1922'de güzelim İzmir'e kimler kıydı?
14 Eylül 2008 07:34 / 4022 kez okundu!
Aylardır durmadan savaşan yorgun ordunun konakladığı Nifin (Kemalpaşa) biraz ilerisindeki Belkahve'den İzmir'e bakan Mustafa Kemal, yabancı harp gemileriyle dolu körfeze ve Anadolu şehirlerinin aksine tek bir dumanın bile tütmediği şehre uzun uzun baktıktan sonra "Bu şehre bir şey olsaydı çok üzülürdüm" der...
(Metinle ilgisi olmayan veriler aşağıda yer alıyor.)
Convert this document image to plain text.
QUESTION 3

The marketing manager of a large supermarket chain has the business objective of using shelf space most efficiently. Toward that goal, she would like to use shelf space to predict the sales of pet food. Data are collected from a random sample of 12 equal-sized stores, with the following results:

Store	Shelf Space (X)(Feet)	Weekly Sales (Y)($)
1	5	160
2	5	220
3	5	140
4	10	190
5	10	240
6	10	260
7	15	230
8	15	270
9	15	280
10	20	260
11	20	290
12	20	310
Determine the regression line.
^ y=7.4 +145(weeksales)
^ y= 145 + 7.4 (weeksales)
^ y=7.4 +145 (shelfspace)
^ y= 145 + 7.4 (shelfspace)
Mustafa Kemal'e önce Karşıyaka'da bir köşk hazırlanır. Çünkü İzmir'in içi karmakarışıktır. Ama sonra Bornova'daki bir köşkte karar kılınır. İzmir'e girişinin, ikinci gününde tek başına soluğu Kordon'daki Kramer Otel'de alan Mustafa Kemal'in alelacele kurulan masada rakısını yudumlarken garsonlara "Kral Konstantin de bu otele gelip, burada bir kadeh rakı içer miydi" diye sorması, garsonların "Hayır Paşa efendimiz" demesi üzerine, "Öyleyse neden İzmir'i almak istemiş?" demesi pek manidardır. {Aktaran Aydemir, Tek Adam, Cilt 2, Remzi Kitabevi, 1967, s.621)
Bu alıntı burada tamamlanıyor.